There's a conditional debugging flag I miss from Matlab: dbstop if infnan
described here. If set, this condition will stop code execution when an Inf
or NaN
is encountered (IIRC, Matlab doesn't have NAs).
How might I achieve this in R in a more efficient manner than testing all objects after every assignment operation?
At the moment, the only ways I see to do this are via hacks like the following:
- Manually insert a test after all places where these values might be encountered (e.g. a division, where division by 0 may occur). The testing would be to use
is.finite()
, described in this Q & A, on every element. - Use
body()
to modify the code to call a separate function, after each operation or possibly just each assignment, which tests all of the objects (and possibly all objects in all environments). - Modify R's source code (?!?)
- Attempt to use
tracemem
to identify those variables that have changed, and check only these for bad values. - (New - see note 2) Use some kind of call handlers / callbacks to invoke a test function.

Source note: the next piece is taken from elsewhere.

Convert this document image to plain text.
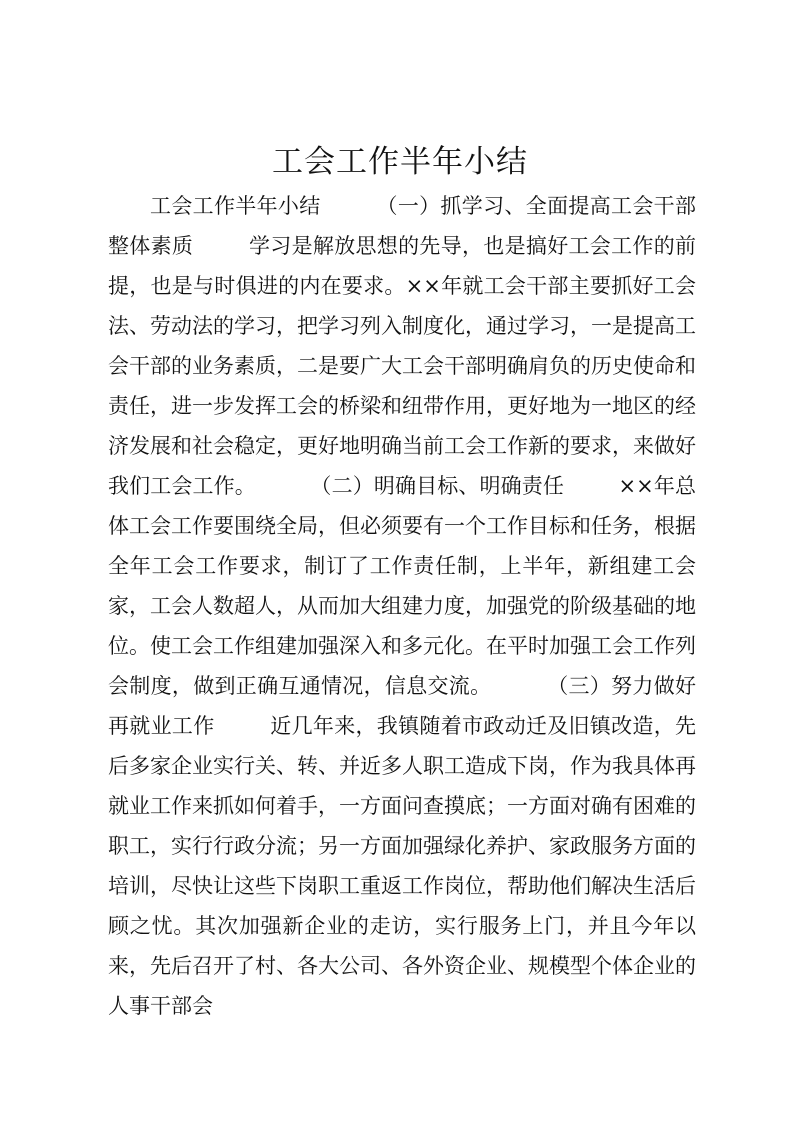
工会工作半年小结

工会工作半年小结        （一）抓学习、全面提高工会干部整体素质        学习是解放思想的先导，也是搞好工会工作的前提，也是与时俱进的内在要求。××年就工会干部主要抓好工会法、劳动法的学习，把学习列入制度化，通过学习，一是提高工会干部的业务素质，二是要广大工会干部明确肩负的历史使命和责任，进一步发挥工会的桥梁和纽带作用，更好地为一地区的经济发展和社会稳定，更好地明确当前工会工作新的要求，来做好我们工会工作。        （二）明确目标、明确责任        ××年总体工会工作要围绕全局，但必须要有一个工作目标和任务，根据全年工会工作要求，制订了工作责任制，上半年，新组建工会家，工会人数超人，从而加大组建力度，加强党的阶级基础的地位。使工会工作组建加强深入和多元化。在平时加强工会工作列会制度，做到正确互通情况，信息交流。        （三）努力做好再就业工作        近几年来，我镇随着市政动迁及旧镇改造，先后多家企业实行关、转、并近多人职工造成下岗，作为我具体再就业工作来抓如何着手，一方面问查摸底；一方面对确有困难的职工，实行行政分流；另一方面加强绿化养护、家政服务方面的培训，尽快让这些下岗职工重返工作岗位，帮助他们解决生活后顾之忧。其次加强新企业的走访，实行服务上门，并且今年以来，先后召开了村、各大公司、各外资企业、规模型个体企业的人事干部会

The 1st option is what I am doing at present. This is tedious, because I can't guarantee I've checked everything. The 2nd option will test everything, even if an object hasn't been updated. That is a massive waste of time. The 3rd option would involve modifying assignments of NA, NaN, and infinite values (+/- Inf), so that an error is produced. That seems like it's better left to R Core. The 4th option is like the 2nd - I'd need a call to a separate function listing all of the memory locations, just to ID those that have changed, and then check the values; I'm not even sure this will work for all objects, as a program may do an in-place modification, which seems like it would not invoke the duplicate
function.
Is there a better approach that I'm missing? Maybe some clever tool by Mark Bravington, Luke Tierney, or something relatively basic - something akin to an options()
parameter or a flag when compiling R?
Example code Here is some very simple example code to test with, incorporating the addTaskCallback
function proposed by Josh O'Brien. The code isn't interrupted, but an error does occur in the first scenario, while no error occurs in the second case (i.e. badDiv(0,0,FALSE)
doesn't abort). I'm still investigating callbacks, as this looks promising.
badDiv <- function(x, y, flag){
z = x / y
if(flag == TRUE){
return(z)
} else {
return(FALSE)
}
}
addTaskCallback(stopOnNaNs)
badDiv(0, 0, TRUE)
addTaskCallback(stopOnNaNs)
badDiv(0, 0, FALSE)
Note 1. I'd be satisfied with a solution for standard R operations, though a lot of my calculations involve objects used via data.table
or bigmemory
(i.e. disk-based memory mapped matrices). These appear to have somewhat different memory behaviors than standard matrix and data.frame operations.
Note 2. The callbacks idea seems a bit more promising, as this doesn't require me to write functions that mutate R code, e.g. via the body()
idea.
Note 3. I don't know whether or not there is some simple way to test the presence of non-finite values, e.g. meta information about objects that indexes where NAs, Infs, etc. are stored in the object, or if these are stored in place. So far, I've tried Simon Urbanek's inspect
package, and have not found a way to divine the presence of non-numeric values.
Follow-up: Simon Urbanek has pointed out in a comment that such information is not available as meta information for objects.
Note 4. I'm still testing the ideas presented. Also, as suggested by Simon, testing for the presence of non-finite values should be fastest in C/C++; that should surpass even compiled R code, but I'm open to anything. For large datasets, e.g. on the order of 10-50GB, this should be a substantial savings over copying the data. One may get further improvements via use of multiple cores, but that's a bit more advanced.